Since being acquired by Netflix, Cobra Kai has fascinated worldwide streamers with its character development. On the surface, adult Johnny (William Zabka) appears to be an unlikeable figure, evidenced by his brash demeanor and behavior that implies he hasn’t changed much since the events depicted in The Karate Kid. As for Daniel (Ralph Macchio), the Netflix series shows that he’s a successful businessman and responsible father, but also someone who occasionally displays a smug and borderline dismissive attitude toward others. Daniel’s ego takes a slight blow in the Cobra Kai season 3 premiere, which allows for the character to view himself differently and thus evolve as the series progresses.

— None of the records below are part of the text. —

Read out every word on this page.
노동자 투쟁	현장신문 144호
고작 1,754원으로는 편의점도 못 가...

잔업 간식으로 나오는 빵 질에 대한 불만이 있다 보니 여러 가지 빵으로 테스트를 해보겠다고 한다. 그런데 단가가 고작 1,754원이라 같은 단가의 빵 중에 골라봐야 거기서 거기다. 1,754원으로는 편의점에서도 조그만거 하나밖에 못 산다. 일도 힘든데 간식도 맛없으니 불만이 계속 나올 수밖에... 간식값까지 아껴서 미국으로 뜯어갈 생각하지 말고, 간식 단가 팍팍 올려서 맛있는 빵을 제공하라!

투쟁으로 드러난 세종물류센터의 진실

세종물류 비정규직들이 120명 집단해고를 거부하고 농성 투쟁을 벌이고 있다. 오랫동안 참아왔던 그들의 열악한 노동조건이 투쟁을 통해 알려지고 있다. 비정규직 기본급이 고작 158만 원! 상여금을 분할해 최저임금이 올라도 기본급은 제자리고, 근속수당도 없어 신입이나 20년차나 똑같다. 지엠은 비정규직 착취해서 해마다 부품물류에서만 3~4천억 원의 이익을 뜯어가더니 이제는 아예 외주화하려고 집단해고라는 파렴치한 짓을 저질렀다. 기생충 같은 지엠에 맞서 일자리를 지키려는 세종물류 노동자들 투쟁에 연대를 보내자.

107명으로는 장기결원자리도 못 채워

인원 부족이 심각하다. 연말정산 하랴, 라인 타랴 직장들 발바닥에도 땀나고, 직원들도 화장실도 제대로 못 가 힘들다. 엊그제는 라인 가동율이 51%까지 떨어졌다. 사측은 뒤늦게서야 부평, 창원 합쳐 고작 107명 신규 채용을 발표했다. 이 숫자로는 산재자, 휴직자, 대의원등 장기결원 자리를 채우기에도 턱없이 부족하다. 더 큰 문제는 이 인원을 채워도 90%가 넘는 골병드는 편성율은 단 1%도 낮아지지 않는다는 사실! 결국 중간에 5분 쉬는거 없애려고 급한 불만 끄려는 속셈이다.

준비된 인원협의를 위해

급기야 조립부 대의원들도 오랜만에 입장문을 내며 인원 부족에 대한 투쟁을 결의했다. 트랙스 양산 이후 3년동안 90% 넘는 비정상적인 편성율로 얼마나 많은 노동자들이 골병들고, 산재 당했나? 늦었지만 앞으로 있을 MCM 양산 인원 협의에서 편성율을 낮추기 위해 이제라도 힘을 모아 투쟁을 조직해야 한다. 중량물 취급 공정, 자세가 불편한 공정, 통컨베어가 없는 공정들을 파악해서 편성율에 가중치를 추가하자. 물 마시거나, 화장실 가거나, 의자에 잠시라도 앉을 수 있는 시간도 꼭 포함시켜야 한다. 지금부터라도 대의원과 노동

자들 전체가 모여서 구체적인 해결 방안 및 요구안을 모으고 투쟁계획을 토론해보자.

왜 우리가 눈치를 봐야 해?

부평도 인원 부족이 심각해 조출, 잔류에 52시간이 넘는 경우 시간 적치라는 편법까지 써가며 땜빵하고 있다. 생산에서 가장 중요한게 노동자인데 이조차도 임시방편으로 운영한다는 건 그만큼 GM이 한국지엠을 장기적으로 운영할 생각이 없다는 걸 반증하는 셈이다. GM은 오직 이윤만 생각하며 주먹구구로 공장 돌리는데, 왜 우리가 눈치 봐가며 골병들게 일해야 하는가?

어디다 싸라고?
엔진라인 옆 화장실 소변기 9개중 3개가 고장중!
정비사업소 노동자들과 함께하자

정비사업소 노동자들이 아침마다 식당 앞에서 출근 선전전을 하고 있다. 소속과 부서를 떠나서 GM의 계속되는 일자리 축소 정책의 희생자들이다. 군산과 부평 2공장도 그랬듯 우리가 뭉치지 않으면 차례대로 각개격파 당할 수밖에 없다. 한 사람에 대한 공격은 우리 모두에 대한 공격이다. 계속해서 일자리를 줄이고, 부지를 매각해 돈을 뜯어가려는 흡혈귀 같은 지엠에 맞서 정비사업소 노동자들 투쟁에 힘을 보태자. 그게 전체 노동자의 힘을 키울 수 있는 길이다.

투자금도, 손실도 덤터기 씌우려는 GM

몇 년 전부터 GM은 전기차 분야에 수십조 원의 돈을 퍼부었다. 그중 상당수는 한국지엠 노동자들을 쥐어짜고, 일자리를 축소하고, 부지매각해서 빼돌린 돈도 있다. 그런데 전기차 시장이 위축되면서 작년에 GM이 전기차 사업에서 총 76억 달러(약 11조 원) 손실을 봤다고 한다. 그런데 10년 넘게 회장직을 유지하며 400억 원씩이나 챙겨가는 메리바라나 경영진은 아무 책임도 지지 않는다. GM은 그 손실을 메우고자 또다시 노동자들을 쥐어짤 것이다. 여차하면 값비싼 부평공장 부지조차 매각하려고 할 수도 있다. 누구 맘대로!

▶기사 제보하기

During a PTA meeting about Cobra Kai’s school brawl, the Miyagi-Do sensei states that he was bullied in high school; however, a parent (off-screen) immediately calls “bullshit” on this claim and implies that Daniel was the “real” bully. It’s a brief yet fascinating moment, one that forces Johnny to re-think his idealized memories of the past. At the 1984 All Valley Karate Tournament, he famously used an illegal crane kick to defeat Johnny, which resulted in a major downward spiral for Lawrence. Given that Daniel’s marketing campaign for LaRusso Auto Group revolves around his glorious karate accomplishments, it makes sense that some community members may not view him as a “hero.”
Like most of the Cobra Kai storylines, the backstory for the controversial crane kick is complicated. Daniel clearly broke the competition’s stated rules with a direct blow to Johnny’s face, but he’d previously been targeted with several illegal blows from Kreese’s students. But over the years, people have begun to sympathize with Johnny, particularly regarding Daniel’s crane kick. For example, Zabka’s character gets publicly shamed by his mentor Kreese at the beginning of The Karate Kid II, and Cobra Kai season 1 shows that he’s still bitter three decades later.
Cobra Kai undoubtedly boosts the “Daniel is the REAL villain” theory, evidenced by the character’s low-key arrogance. He doesn’t seem to understand why anyone would view him as anything but a local Karate hero, and he continuously talks down to Johnny. Ultimately, though, Cobra Kai steadily reinforces the fact that Daniel and Johnny are neither heroes nor villains, but rather flawed individuals who are working out personal issues through karate. It’s all about perspective and the “life balance” that’s at the heart of Mr. Miyagi’s teachings, and Cobra Kai season 3 does indeed imply that Daniel is continuously learning how to be a better father, friend, and community leader.